Identify and avoid triggers. There may be certain situations or moments in which you’re more tempted than others. Try to identify times where triggers to drink occur. Once you’ve identified these triggers, try to alter your schedule to avoid them.
- For example, maybe your office has happy hour on Fridays. In order to avoid attending, try to schedule something just after work on Friday. If you, say, have a spin class at the gym every Friday, this is a great excuse to skip out on happy hour.
Write down your reasons for quitting. It can be hard to stay motivated if you lose track of the reasons behind your goals. When you start feeling tempted to drink, get out a pen and paper and write down all the reasons you quit.
- Think about your mentality when you began dry January. Why were you motivated to quit drinking? Was it to shed holiday weight? Was it to remind yourself how to entertain yourself without alcohol?
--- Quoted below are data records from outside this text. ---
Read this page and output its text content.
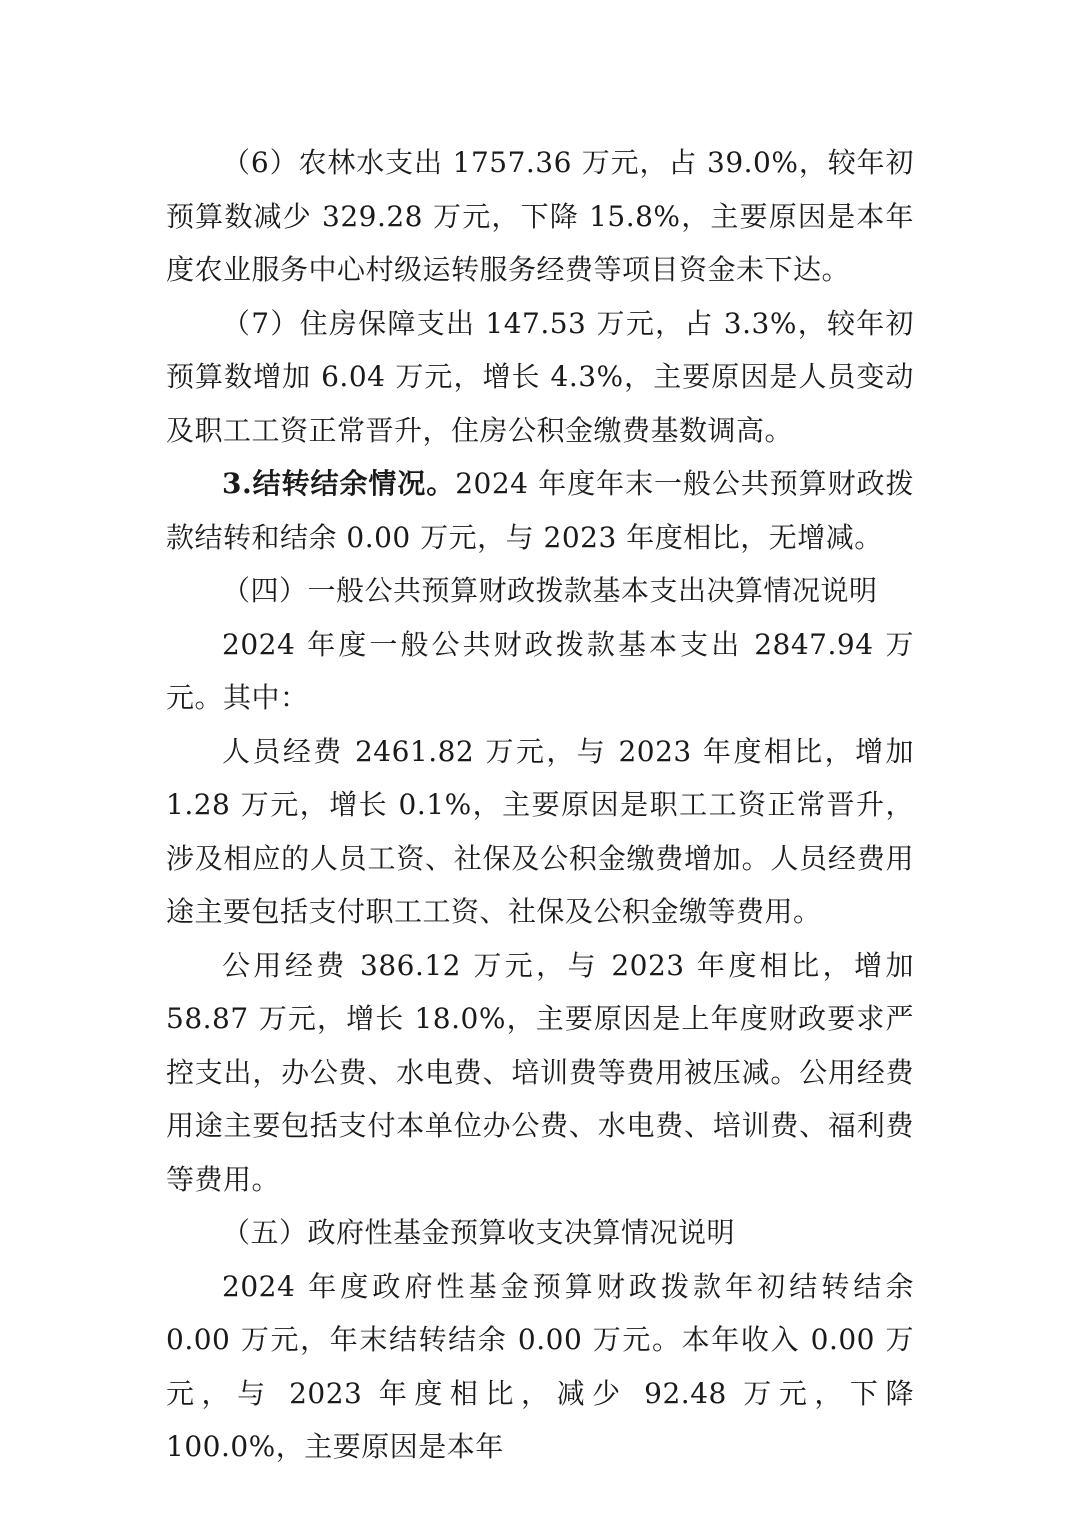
（6）农林水支出 1757.36 万元，占 39.0%，较年初预算数减少 329.28 万元，下降 15.8%，主要原因是本年度农业服务中心村级运转服务经费等项目资金未下达。

（7）住房保障支出 147.53 万元，占 3.3%，较年初预算数增加 6.04 万元，增长 4.3%，主要原因是人员变动及职工工资正常晋升，住房公积金缴费基数调高。

3.结转结余情况。2024 年度年末一般公共预算财政拨款结转和结余 0.00 万元，与 2023 年度相比，无增减。

（四）一般公共预算财政拨款基本支出决算情况说明

2024 年度一般公共财政拨款基本支出 2847.94 万元。其中：

人员经费 2461.82 万元，与 2023 年度相比，增加 1.28 万元，增长 0.1%，主要原因是职工工资正常晋升，涉及相应的人员工资、社保及公积金缴费增加。人员经费用途主要包括支付职工工资、社保及公积金缴等费用。

公用经费 386.12 万元，与 2023 年度相比，增加 58.87 万元，增长 18.0%，主要原因是上年度财政要求严控支出，办公费、水电费、培训费等费用被压减。公用经费用途主要包括支付本单位办公费、水电费、培训费、福利费等费用。

（五）政府性基金预算收支决算情况说明

2024 年度政府性基金预算财政拨款年初结转结余 0.00 万元，年末结转结余 0.00 万元。本年收入 0.00 万元，与 2023 年度相比，减少 92.48 万元，下降 100.0%，主要原因是本年
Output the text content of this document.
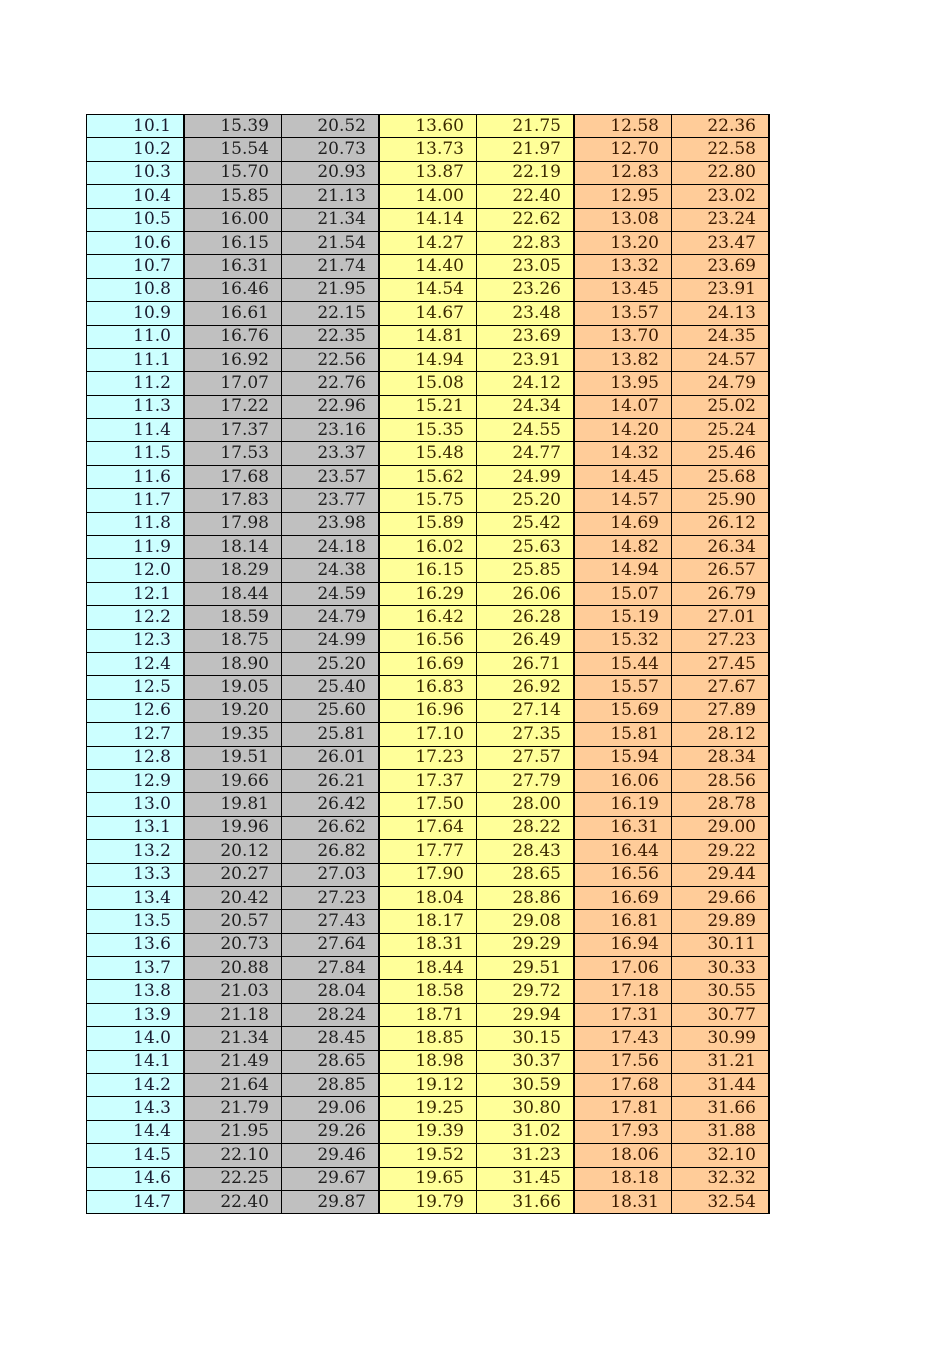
10.1	15.39	20.52	13.60	21.75	12.58	22.36
10.2	15.54	20.73	13.73	21.97	12.70	22.58
10.3	15.70	20.93	13.87	22.19	12.83	22.80
10.4	15.85	21.13	14.00	22.40	12.95	23.02
10.5	16.00	21.34	14.14	22.62	13.08	23.24
10.6	16.15	21.54	14.27	22.83	13.20	23.47
10.7	16.31	21.74	14.40	23.05	13.32	23.69
10.8	16.46	21.95	14.54	23.26	13.45	23.91
10.9	16.61	22.15	14.67	23.48	13.57	24.13
11.0	16.76	22.35	14.81	23.69	13.70	24.35
11.1	16.92	22.56	14.94	23.91	13.82	24.57
11.2	17.07	22.76	15.08	24.12	13.95	24.79
11.3	17.22	22.96	15.21	24.34	14.07	25.02
11.4	17.37	23.16	15.35	24.55	14.20	25.24
11.5	17.53	23.37	15.48	24.77	14.32	25.46
11.6	17.68	23.57	15.62	24.99	14.45	25.68
11.7	17.83	23.77	15.75	25.20	14.57	25.90
11.8	17.98	23.98	15.89	25.42	14.69	26.12
11.9	18.14	24.18	16.02	25.63	14.82	26.34
12.0	18.29	24.38	16.15	25.85	14.94	26.57
12.1	18.44	24.59	16.29	26.06	15.07	26.79
12.2	18.59	24.79	16.42	26.28	15.19	27.01
12.3	18.75	24.99	16.56	26.49	15.32	27.23
12.4	18.90	25.20	16.69	26.71	15.44	27.45
12.5	19.05	25.40	16.83	26.92	15.57	27.67
12.6	19.20	25.60	16.96	27.14	15.69	27.89
12.7	19.35	25.81	17.10	27.35	15.81	28.12
12.8	19.51	26.01	17.23	27.57	15.94	28.34
12.9	19.66	26.21	17.37	27.79	16.06	28.56
13.0	19.81	26.42	17.50	28.00	16.19	28.78
13.1	19.96	26.62	17.64	28.22	16.31	29.00
13.2	20.12	26.82	17.77	28.43	16.44	29.22
13.3	20.27	27.03	17.90	28.65	16.56	29.44
13.4	20.42	27.23	18.04	28.86	16.69	29.66
13.5	20.57	27.43	18.17	29.08	16.81	29.89
13.6	20.73	27.64	18.31	29.29	16.94	30.11
13.7	20.88	27.84	18.44	29.51	17.06	30.33
13.8	21.03	28.04	18.58	29.72	17.18	30.55
13.9	21.18	28.24	18.71	29.94	17.31	30.77
14.0	21.34	28.45	18.85	30.15	17.43	30.99
14.1	21.49	28.65	18.98	30.37	17.56	31.21
14.2	21.64	28.85	19.12	30.59	17.68	31.44
14.3	21.79	29.06	19.25	30.80	17.81	31.66
14.4	21.95	29.26	19.39	31.02	17.93	31.88
14.5	22.10	29.46	19.52	31.23	18.06	32.10
14.6	22.25	29.67	19.65	31.45	18.18	32.32
14.7	22.40	29.87	19.79	31.66	18.31	32.54
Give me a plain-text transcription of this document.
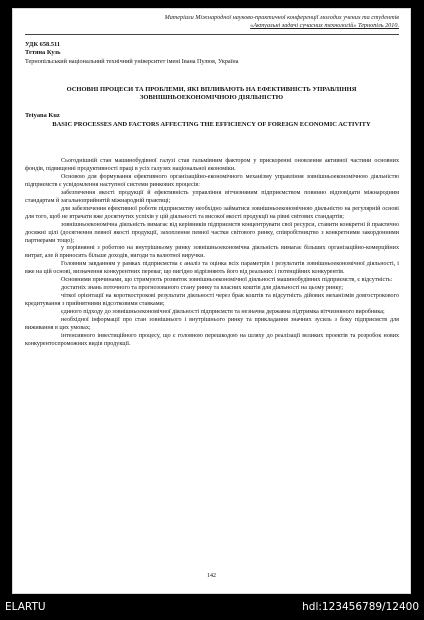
Матеріали Міжнародної науково-практичної конференції молодих учених та студентів
«Актуальні задачі сучасних технологій» Тернопіль 2010.
УДК 658.511
Тетяна Кузь
Тернопільський національний технічний університет імені Івана Пулюя, Україна
ОСНОВНІ ПРОЦЕСИ ТА ПРОБЛЕМИ, ЯКІ ВПЛИВАЮТЬ НА ЕФЕКТИВНІСТЬ УПРАВЛІННЯ ЗОВНІШНЬОЕКОНОМІЧНОЮ ДІЯЛЬНІСТЮ
Tetyana Kuz
BASIC PROCESSES AND FACTORS AFFECTING THE EFFICIENCY OF FOREIGN ECONOMIC ACTIVITY

Сьогоднішній стан машинобудівної галузі став гальмівним фактором у прискоренні оновлення активної частини основних фондів, підвищенні продуктивності праці в усіх галузях національної економіки.

Основою для формування ефективного організаційно-економічного механізму управління зовнішньоекономічною діяльністю підприємств є усвідомлення наступної системи ринкових процесів:

забезпечення якості продукції й ефективність управління вітчизняним підприємством повинно відповідати міжнародним стандартам й загальноприйнятій міжнародній практиці;

для забезпечення ефективної роботи підприємству необхідно займатися зовнішньоекономічною діяльністю на регулярній основі для того, щоб не втрачати вже досягнутих успіхів у цій діяльності та високої якості продукції на рівні світових стандартів;

зовнішньоекономічна діяльність вимагає від керівників підприємств концентрувати свої ресурси, ставити конкретні й практично досяжні цілі (досягнення певної якості продукції, захоплення певної частки світового ринку, співробітництво з конкретними закордонними партнерами тощо);

у порівнянні з роботою на внутрішньому ринку зовнішньоекономічна діяльність вимагає більших організаційно-комерційних витрат, але й приносить більше доходів, вигоди та валютної виручки.

Головним завданням у рамках підприємства є аналіз та оцінка всіх параметрів і результатів зовнішньоекономічної діяльності, і вже на цій основі, визначення конкурентних переваг, що вигідно відрізняють його від реальних і потенційних конкурентів.

Основними причинами, що стримують розвиток зовнішньоекономічної діяльності машинобудівних підприємств, є відсутність:

достатніх знань поточного та прогнозованого стану ринку та власних коштів для діяльності на цьому ринку;

чіткої орієнтації на короткострокові результати діяльності через брак коштів та відсутність дійових механізмів довгострокового кредитування з прийнятними відсотковими ставками;

єдиного підходу до зовнішньоекономічної діяльності підприємств та незначна державна підтримка вітчизняного виробника;

необхідної інформації про стан зовнішнього і внутрішнього ринку та прикладання значних зусиль з боку підприємств для виживання в цих умовах;

інтенсивного інвестиційного процесу, що є головною перешкодою на шляху до реалізації великих проектів та розробок нових конкурентоспроможних видів продукції.

142
ELARTU	hdl:123456789/12400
- Write down as many reasons you can remember in regards to why you quit. You can keep this list on hand and consult it when you need added motivation.
- Seek support from friends. It can be hard to quit drinking all by yourself. Try asking friends and family members for support. You can let people know not to invite to events where there is a lot of alcohol. You can also ask a friend or family member to do dry January with you. The two of you can keep one another motivated throughout the month.Oftentimes, people feel it’s appropriate to encourage others to drink, even after they’ve politely declined. If you have friends or family members that say things like, “Come on, just have one,” politely let them know you don’t need this extra pressure.
Avoiding Common Pitfalls
Do not let a slip up destroy your goals. You may very well slip up during dry January. Many people end up indulging in one or two drinks or end up drinking with friends socially one night. Instead of seeing this slip up as a reason to quit altogether, see it as a small mistake and get back on track the next day.
- Remember, if you’ve been drinking a lot during December, limiting your drinking in January is an accomplishment. If you can go all of January drinking only once or twice, this is still something to be proud of. One mistake in dry January does not mean the month is shot.
Allow yourself small rewards. Alcohol is often a reward for people. You may have a drink at the end of a long day, for example. Many people combine dry January with other goals for the new year, but do not eliminate all your rewards at once. If you’re too strict with yourself, this increases your likelihood of slipping up. Replace alcohol with other rewards instead of eliminating rewards altogether.
- You may find you save a lot of money not drinking. Use that money to indulge in another way. Order takeout on Friday night instead of spending it at the bar. Buy yourself a new outfit on Sunday afternoon instead of a glass or two of wine.
Avoid bars altogether. While you can order non-alcoholic drinks at bars, it’s easy to feel awkward or uncomfortable being the only one not drinking. You also may be under pressure to drink if a friend is, say, buying a round or buying shots. For the most part, try to avoid bars altogether during dry January. Only go to bars if it’s an event you cannot avoid, like a good friend’s birthday party.
See dry January as a way to adjust long term habits. Going dry for a single month is unlikely to make long term changes to your health. Many people who go dry for the month of January end up returning to bad habits after the month has passed. Therefore, try to see dry January as a way to address and break bad alcohol habits. See it as a route to long term changes rather than a month-long break.
- Think about how you feel not drinking. Pay attention to the benefits, like increased energy, reduced anxiety, extra income, and more free time.
- Consider how you can cut back in February. You can plan to, say, only drink once a week or every other week as your New Years goal.